From: Jonathan Borden <jonathan@openhealth.org>
Date: Fri, 14 Feb 2003 16:48:24 -0500
To: "Sean Bechhofer" <seanb@cs.man.ac.uk>, "WebOnt WG" <www-webont-wg@w3.org>
Message-ID: <004f01c2d472$d0760170$b6f5d3ce@L565>

Sean Bechhofer wrote:

>
> We've been trying to build a streaming parser, but this is proving
> difficult with OWL represented as RDF triples. Given an OWL-RDF ontology,
> the various triples that make up any expression or assertion could be
> scattered liberally throughout the document, so even if I try and build
> things in a streaming fashion, there's a load of stuff that I'm going to
> have to cache or remember or make assumptions about and clean up later.
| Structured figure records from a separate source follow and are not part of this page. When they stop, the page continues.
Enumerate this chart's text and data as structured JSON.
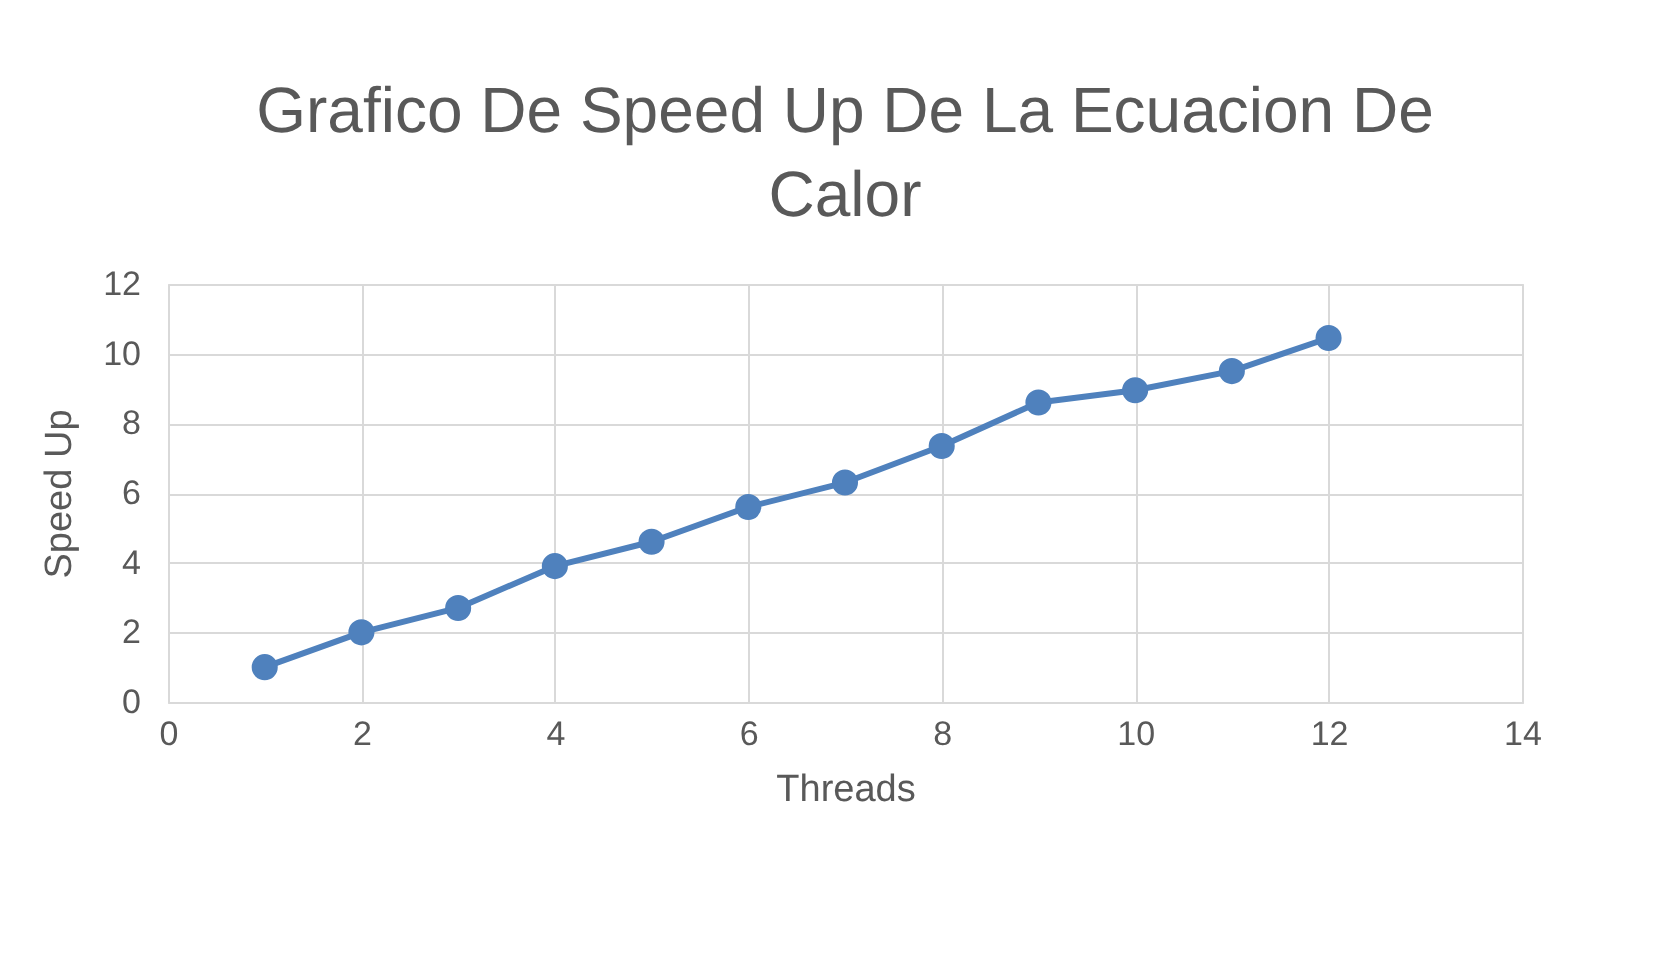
{
  "chart_data": {
    "type": "line",
    "title": "Grafico De Speed Up De La Ecuacion De Calor",
    "xlabel": "Threads",
    "ylabel": "Speed Up",
    "x": [
      1,
      2,
      3,
      4,
      5,
      6,
      7,
      8,
      9,
      10,
      11,
      12
    ],
    "series": [
      {
        "color": "#4f81bd",
        "values": [
          1.0,
          2.0,
          2.7,
          3.9,
          4.6,
          5.6,
          6.3,
          7.35,
          8.6,
          8.95,
          9.5,
          10.45
        ]
      }
    ],
    "xlim": [
      0,
      14
    ],
    "xticks": [
      0,
      2,
      4,
      6,
      8,
      10,
      12,
      14
    ],
    "ylim": [
      0,
      12
    ],
    "yticks": [
      0,
      2,
      4,
      6,
      8,
      10,
      12
    ],
    "grid": true,
    "marker": "circle",
    "line_style": "solid",
    "legend": false
  }
}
Yep. Though the idea about using RDF/XML as the exchange syntax for OWL is
that you ought not need to write your own OWL parser ... you pick or write
an RDF/XML parser.

Now you can always develop a specialized presentation syntax for OWL that is
optimized for a particular application ... do you find the same issues with
the OWL XML syntax?

>
> If we're talking about the kinds of example model that we've seen in
> things like the test sets, this is, of course, not an issue. Just build
> the data structure. Big deal. But what happens when I've got an ontology
> with 10^8 concepts/individuals in it and I want to do some simple
> processing on it, that doesn't necessarily warrant me building the whole
> data structure?

That would be called a database :-))

>
> <flippant>
> An analogy that springs to mind is that it's like building a model of the
> eiffel tower out of matchsticks. Except that what's happened is that
> someone's done it already, labelled each pair of touching ends of each
> matchstick with a unique number, dismantled it, and then given it to you
> in a box saying "what do you think that is then?".
> </flippant>
>
> Ok, perhaps an over-exaggeration, but it's what it feels like sometimes.
>

I think by "parser" you really mean that you are looking for an algorithm
that can iterate over a sequence of RDF triples and match the productions in
the OWL Abstract Syntax.

That is an interesting issue. If I were doing that, I'd look for a transform
that would reorder/rearrange the sequence of triples to allow a "one pass"
algorithm to match OWL productions. We might call such a transform some type
of "normalization" of a given triple store or ordered knowledge base. If it
were possible to develop such an algorithm it would be a terrific candidate
for an OWL "canonocalization" -- I expect that this work item won't make the
list for the current WG given time constraints :-(

Jonathan

Received on Friday, 14 February 2003 16:48:31 UTC